Motor Vehicle Service Contracts
Effective March 1, 2016, an exemption is enacted for a replacement item, repair part, or repair, maintenance, and installation services to maintain or repair tangible personal property or a motor vehicle pursuant to a manufacturer’s warranty or a dealer’s warranty. For these purposes, a “dealer’s warranty” is defined as an explicit warranty the seller of an item extends to the purchaser of the item as part of the purchase price of the item. A “manufacturer’s warranty” is defined as an explicit warranty the manufacturer of an item extends to the purchaser of the item as part of the purchase price of the item.
Effective September 30, 2015, a sales and use tax exemption is enacted for the sale of an engine provided with an operator to a professional motorsports racing team or a related member of a team for use in competition in a sanctioned race series. This provision expires January 1, 2020. An “operator” is defined as a person provided with the lease or rental of tangible personal property or a motor vehicle to operate, drive, or maneuver the tangible personal property or motor vehicle and whose presence, skill, knowledge, and expertise are necessary to bring about a desired or appropriate effect. The person must do more than calibrate, test, analyze, research, probe, or monitor the tangible personal property or motor vehicle.
Effective September 30, 2015, but applicable retroactively to service contracts purchased on or after January 1, 2014, the existing sales and use tax exemption for service contracts applicable to items purchased by a professional motorsports racing team is clarified to specify that the exemption applies to a transmission, an engine, rear-end gears, and any other item purchased by such a team or a related member of a team for which the team may receive a sales tax refund, as provided. This provision expires January 1, 2020.

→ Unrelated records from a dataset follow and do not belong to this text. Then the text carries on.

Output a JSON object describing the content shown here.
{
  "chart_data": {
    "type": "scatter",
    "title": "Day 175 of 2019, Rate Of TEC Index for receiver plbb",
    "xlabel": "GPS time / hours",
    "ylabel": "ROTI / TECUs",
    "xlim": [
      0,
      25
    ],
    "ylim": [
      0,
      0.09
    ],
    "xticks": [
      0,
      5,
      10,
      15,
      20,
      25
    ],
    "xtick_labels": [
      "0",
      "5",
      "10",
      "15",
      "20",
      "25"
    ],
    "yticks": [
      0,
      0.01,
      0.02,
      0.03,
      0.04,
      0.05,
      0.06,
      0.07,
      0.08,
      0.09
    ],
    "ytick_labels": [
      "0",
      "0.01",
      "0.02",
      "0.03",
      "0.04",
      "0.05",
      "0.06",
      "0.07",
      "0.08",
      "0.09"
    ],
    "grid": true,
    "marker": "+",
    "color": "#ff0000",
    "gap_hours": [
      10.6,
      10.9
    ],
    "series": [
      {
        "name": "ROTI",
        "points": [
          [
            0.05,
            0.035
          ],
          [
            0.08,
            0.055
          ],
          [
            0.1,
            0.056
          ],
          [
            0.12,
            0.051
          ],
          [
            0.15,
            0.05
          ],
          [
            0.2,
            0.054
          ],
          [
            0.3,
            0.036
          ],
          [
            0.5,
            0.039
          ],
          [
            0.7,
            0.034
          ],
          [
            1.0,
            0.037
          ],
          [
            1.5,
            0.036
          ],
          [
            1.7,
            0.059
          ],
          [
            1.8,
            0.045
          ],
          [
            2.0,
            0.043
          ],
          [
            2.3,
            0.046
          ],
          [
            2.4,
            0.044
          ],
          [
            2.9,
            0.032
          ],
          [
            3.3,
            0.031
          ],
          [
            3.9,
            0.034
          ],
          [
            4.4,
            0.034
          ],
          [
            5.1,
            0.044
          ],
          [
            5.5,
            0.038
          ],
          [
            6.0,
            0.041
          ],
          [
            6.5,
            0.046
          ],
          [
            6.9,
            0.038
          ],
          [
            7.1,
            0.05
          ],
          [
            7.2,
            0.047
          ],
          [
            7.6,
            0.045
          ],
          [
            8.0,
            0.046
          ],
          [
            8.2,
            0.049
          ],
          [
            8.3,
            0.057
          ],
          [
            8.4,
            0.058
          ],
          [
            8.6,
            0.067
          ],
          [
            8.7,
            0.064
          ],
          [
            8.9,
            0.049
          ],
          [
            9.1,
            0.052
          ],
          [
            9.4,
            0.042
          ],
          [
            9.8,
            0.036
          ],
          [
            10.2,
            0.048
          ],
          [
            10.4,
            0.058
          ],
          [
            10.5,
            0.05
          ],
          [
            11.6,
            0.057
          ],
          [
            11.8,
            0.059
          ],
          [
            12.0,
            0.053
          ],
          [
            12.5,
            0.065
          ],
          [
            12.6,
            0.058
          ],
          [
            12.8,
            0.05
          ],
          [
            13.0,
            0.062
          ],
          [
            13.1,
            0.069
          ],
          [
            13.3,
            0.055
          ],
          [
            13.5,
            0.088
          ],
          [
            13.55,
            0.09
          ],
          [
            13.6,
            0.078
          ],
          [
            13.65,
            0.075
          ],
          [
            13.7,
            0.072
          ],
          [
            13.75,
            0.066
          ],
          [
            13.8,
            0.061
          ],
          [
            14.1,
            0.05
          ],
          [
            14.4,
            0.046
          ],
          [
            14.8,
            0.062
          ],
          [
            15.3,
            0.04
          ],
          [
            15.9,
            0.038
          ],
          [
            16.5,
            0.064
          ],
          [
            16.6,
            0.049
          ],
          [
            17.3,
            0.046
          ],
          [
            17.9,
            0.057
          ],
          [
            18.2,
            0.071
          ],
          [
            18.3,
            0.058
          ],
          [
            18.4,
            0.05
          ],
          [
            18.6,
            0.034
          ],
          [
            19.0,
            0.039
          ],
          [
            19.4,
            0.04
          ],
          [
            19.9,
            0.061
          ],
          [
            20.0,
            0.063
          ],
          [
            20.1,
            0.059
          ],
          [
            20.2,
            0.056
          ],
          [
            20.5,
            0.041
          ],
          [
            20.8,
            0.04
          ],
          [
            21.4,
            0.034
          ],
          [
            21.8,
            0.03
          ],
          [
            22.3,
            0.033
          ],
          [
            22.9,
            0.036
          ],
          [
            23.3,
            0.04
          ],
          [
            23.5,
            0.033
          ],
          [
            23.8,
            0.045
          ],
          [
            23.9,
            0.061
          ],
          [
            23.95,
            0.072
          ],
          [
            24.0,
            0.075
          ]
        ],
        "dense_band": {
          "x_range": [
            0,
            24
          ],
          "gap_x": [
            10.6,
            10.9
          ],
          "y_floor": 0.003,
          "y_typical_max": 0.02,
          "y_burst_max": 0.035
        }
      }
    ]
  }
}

Effective September 30, 2015, the sunset dates for two sales and use tax refunds available to professional motor sports racing teams or related members of such teams are extended from January 1, 2016, to January 1, 2020. The two refunds affected are: (1) the refund available to professional motorsports racing teams, motorsports sanctioning bodies, or related members of such teams or bodies, for sales and use tax paid by such entities on aviation fuel used to travel to or from a motorsports event; and (2) the partial refund available to a professional motorsports racing team or related member of such a team for sales and use tax paid by it in North Carolina on tangible personal property, other than tires or accessories, that comprises any part of a professional motorsports vehicle.
For statewide taxes except motor fuel taxes, and effective September 30, 2015, the Secretary of Revenue may reduce or waive interest on taxes imposed prior to or during a period in which a taxpayer has declared bankruptcy. Formerly, there were no provisions for reduction or waiver of interest.